Le Canada est l’un des 60 pays sur lesquels l’administration américaine enquête actuellement en vertu du paragraphe 301(b) de l’US Trade Act of 1974 afin de déterminer si ces pays en font assez pour empêcher les biens fabriqués par le travail forcé d’entrer aux États-Unis. Si cette enquête conclut que le Canada ne parvient pas à faire respecter l’interdiction d’importer des biens fabriqués par le travail forcé décrétée par les États-Unis, des droits de douane pouvant atteindre 25 % ou d’autres mesures commerciales pourraient être imposés. Le représentant au commerce des États-Unis, Jamieson Greer, veut que l’enquête soit terminée d’ici la fin juillet, soit à peu près au moment où les tarifs douaniers mondiaux temporaires de 10 % arriveront à échéance.
La conclusion de l’enquête n’est pas difficile à prédire. Le Canada sera rapidement contraint d’adopter une attitude beaucoup plus ferme, qui se traduira par des obligations de déclaration plus étendues, une mise en application réelle à la frontière et, en fin de compte, une loi plus musclée.

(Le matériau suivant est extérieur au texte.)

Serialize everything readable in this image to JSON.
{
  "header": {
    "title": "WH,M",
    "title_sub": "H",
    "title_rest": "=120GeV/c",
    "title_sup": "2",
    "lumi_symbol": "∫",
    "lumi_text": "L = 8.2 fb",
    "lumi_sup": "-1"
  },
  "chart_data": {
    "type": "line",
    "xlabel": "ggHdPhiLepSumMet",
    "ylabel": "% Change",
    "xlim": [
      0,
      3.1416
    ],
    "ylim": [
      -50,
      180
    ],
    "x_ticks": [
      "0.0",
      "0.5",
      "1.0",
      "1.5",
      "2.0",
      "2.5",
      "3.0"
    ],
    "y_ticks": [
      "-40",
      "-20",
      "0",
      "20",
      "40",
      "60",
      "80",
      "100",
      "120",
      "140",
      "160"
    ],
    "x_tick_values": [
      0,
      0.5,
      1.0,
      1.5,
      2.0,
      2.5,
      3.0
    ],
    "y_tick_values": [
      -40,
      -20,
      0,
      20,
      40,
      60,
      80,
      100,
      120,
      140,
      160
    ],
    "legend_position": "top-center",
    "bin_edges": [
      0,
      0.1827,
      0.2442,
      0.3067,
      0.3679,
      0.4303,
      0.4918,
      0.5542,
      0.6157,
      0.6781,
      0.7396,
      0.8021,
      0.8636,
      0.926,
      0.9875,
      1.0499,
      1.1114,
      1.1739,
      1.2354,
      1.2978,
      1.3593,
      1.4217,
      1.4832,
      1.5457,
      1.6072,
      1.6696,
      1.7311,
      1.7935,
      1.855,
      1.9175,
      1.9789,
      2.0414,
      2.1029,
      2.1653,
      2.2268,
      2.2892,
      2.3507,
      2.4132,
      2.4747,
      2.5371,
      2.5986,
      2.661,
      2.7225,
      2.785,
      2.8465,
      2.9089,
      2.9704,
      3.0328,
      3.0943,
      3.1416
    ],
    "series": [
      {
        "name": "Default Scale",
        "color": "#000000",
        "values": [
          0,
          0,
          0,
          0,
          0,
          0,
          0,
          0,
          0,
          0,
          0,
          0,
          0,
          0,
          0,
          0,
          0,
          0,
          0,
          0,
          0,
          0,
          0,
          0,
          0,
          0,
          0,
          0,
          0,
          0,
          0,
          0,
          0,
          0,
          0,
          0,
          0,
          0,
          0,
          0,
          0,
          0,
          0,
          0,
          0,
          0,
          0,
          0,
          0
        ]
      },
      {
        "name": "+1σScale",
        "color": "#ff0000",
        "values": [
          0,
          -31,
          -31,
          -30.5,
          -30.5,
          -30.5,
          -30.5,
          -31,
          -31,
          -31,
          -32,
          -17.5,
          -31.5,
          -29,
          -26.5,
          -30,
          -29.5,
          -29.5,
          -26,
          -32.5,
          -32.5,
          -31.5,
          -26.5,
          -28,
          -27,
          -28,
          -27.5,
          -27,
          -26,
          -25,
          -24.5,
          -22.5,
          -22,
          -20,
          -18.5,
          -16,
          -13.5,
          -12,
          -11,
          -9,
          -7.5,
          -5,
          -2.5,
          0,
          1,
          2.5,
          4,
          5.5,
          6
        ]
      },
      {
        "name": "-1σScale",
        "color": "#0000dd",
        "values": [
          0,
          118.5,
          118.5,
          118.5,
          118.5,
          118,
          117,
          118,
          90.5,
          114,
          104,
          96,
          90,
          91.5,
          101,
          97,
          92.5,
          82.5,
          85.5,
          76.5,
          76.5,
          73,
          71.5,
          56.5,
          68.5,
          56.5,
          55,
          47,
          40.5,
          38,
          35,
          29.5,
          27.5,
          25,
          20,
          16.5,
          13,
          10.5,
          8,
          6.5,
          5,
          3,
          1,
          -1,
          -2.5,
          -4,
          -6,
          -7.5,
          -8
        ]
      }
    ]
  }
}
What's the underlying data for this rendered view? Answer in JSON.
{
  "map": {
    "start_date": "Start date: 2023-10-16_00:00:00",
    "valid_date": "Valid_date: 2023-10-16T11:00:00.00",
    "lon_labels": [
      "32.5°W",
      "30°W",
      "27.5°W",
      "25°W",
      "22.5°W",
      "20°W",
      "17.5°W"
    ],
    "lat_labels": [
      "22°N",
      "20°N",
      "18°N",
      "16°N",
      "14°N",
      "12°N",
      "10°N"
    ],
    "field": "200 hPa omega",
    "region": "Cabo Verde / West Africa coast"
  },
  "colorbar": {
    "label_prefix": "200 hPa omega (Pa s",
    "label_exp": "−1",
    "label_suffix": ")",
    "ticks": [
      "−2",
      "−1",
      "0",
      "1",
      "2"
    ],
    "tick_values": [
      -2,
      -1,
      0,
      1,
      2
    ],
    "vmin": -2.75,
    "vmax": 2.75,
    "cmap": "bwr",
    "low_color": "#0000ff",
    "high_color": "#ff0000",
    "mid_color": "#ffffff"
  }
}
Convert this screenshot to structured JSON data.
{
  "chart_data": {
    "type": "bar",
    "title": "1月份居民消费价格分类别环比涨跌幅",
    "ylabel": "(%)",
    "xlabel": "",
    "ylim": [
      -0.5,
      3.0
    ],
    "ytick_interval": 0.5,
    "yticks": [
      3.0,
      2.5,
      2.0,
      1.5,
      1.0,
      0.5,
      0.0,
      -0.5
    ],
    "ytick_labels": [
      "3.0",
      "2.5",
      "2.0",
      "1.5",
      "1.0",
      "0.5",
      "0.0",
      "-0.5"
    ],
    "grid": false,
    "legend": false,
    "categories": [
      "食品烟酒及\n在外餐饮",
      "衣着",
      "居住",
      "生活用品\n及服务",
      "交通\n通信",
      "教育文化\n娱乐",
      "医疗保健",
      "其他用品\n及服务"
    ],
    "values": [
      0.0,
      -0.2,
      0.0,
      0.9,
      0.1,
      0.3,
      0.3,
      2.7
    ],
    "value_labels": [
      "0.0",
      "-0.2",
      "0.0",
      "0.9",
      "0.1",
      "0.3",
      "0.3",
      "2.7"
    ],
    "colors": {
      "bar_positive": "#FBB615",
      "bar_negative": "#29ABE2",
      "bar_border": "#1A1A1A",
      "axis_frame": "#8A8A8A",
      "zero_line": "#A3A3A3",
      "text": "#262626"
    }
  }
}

La Loi sur la lutte contre le travail forcé et le travail des enfants dans les chaînes d’approvisionnement du Canada est entrée en vigueur en 2024 avec un objectif restreint : attirer l’attention sur les chaînes d’approvisionnement. Elle exige que certaines entités rendent compte chaque année des mesures qu’elles ont prises pour réduire le risque de recours au travail forcé et au travail des enfants dans l’ensemble de leurs chaînes d’approvisionnement mondiales. Mais surtout, elle n’exige pas des sociétés qu’elles éliminent ces risques, mais seulement qu’elles décrivent ce qu’elles ont fait (ou n’ont pas fait). Malgré ces exigences de déclaration minimales, une évaluation de KPMG de plus de 5 000 déclarations soumises par des sociétés canadiennes en 2025 a révélé que moins de 5 % d’entre elles étaient clairement conformes aux multiples critères de déclaration énoncés dans la loi.